Consideration should also be paid as to what event sources each user group should have access. As in all questions of access control, the principle of least privilege should apply.
Some typical user groups include:
“How long will you keep the data?”
A key question when planning your log management system is log retention. There are two ways event log data may be retained, online or archived. Online data is stored in Elasticsearch and is searchable through the Graylog GUI. Archived data is stored in a compressed format, either on the Graylog server or on a network file share. It is still searchable, via GREP for example, but must be reconstituted in Graylog in order to be searchable through the GUI again.
Some regulatory frameworks require retention of event log data for a prescribed period.
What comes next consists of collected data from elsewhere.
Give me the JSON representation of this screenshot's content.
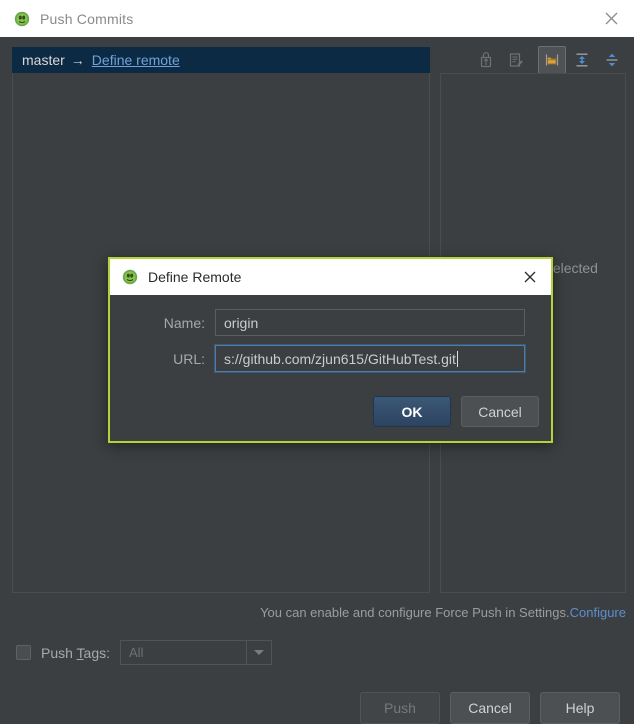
{
  "window": {
    "title": "Push Commits",
    "icon": "git-logo-icon",
    "close_icon": "close-icon"
  },
  "branch_bar": {
    "source": "master",
    "arrow": "→",
    "target_link": "Define remote"
  },
  "toolbar": {
    "buttons": [
      {
        "name": "cherry-pick-icon",
        "label": "Cherry-Pick",
        "selected": false,
        "enabled": false
      },
      {
        "name": "edit-commit-icon",
        "label": "Edit Commit Message",
        "selected": false,
        "enabled": false
      },
      {
        "name": "show-directories-icon",
        "label": "Group by Directory",
        "selected": true,
        "enabled": true
      },
      {
        "name": "expand-all-icon",
        "label": "Expand All",
        "selected": false,
        "enabled": true
      },
      {
        "name": "collapse-all-icon",
        "label": "Collapse All",
        "selected": false,
        "enabled": true
      }
    ]
  },
  "commits_panel": {
    "empty_message": "No commits selected"
  },
  "status": {
    "text": "You can enable and configure Force Push in Settings.",
    "link": "Configure"
  },
  "push_tags": {
    "checkbox_checked": false,
    "label_pre": "Push ",
    "label_mnemonic": "T",
    "label_post": "ags:",
    "combo_value": "All",
    "combo_enabled": false,
    "arrow_icon": "chevron-down-icon"
  },
  "footer_buttons": [
    {
      "name": "push-button",
      "label": "Push",
      "enabled": false
    },
    {
      "name": "cancel-button",
      "label": "Cancel",
      "enabled": true
    },
    {
      "name": "help-button",
      "label": "Help",
      "enabled": true
    }
  ],
  "dialog": {
    "title": "Define Remote",
    "icon": "git-logo-icon",
    "close_icon": "close-icon",
    "fields": {
      "name_label": "Name:",
      "name_value": "origin",
      "url_label": "URL:",
      "url_value": "s://github.com/zjun615/GitHubTest.git"
    },
    "buttons": {
      "ok": "OK",
      "cancel": "Cancel"
    }
  },
  "colors": {
    "window_bg": "#3c3f41",
    "titlebar_bg": "#ffffff",
    "branch_bar_bg": "#0d2a45",
    "link": "#6fa3d8",
    "dialog_focus_border": "#b4d33a",
    "ok_button": "#2d4461",
    "accent_folder": "#d9a441"
  }
}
In the absence of a clear requirement, the question becomes one of balancing the cost of retention (storage) versus the utility of having historical data. There is no single answer, as each situation is different.
Most Graylog customers retain 30-90 days online (searchable in Elasticsearch) and 6-13 months of archives.
Calculating Storage Requirements
Like most data stores, Elasticsearch reacts badly when it consumes all available storage. In order to prevent this from happening, proper planning and monitoring must be performed.
Many variables affect storage requirements, such as how much of each message is kept, whether the original message is retained once parsing is complete, and how much enrichment is done prior to storage.
A simple rule of thumb for planning storage is to take your average daily ingestion rate, multiply it by the number of days you need to retain the data online, and then multiply that number by 1.3 to account for metadata overhead. (GB/day x Ret. Days x 1.3 = storage req.).
Elasticsearch makes extensive use of slack storage space in the course of it’s operations. Users are strongly encouraged to exceed the minimum storage required for their calculated ingestion rate. When at maximum retention, Elasticsearch storage should not exceed 75% of total space.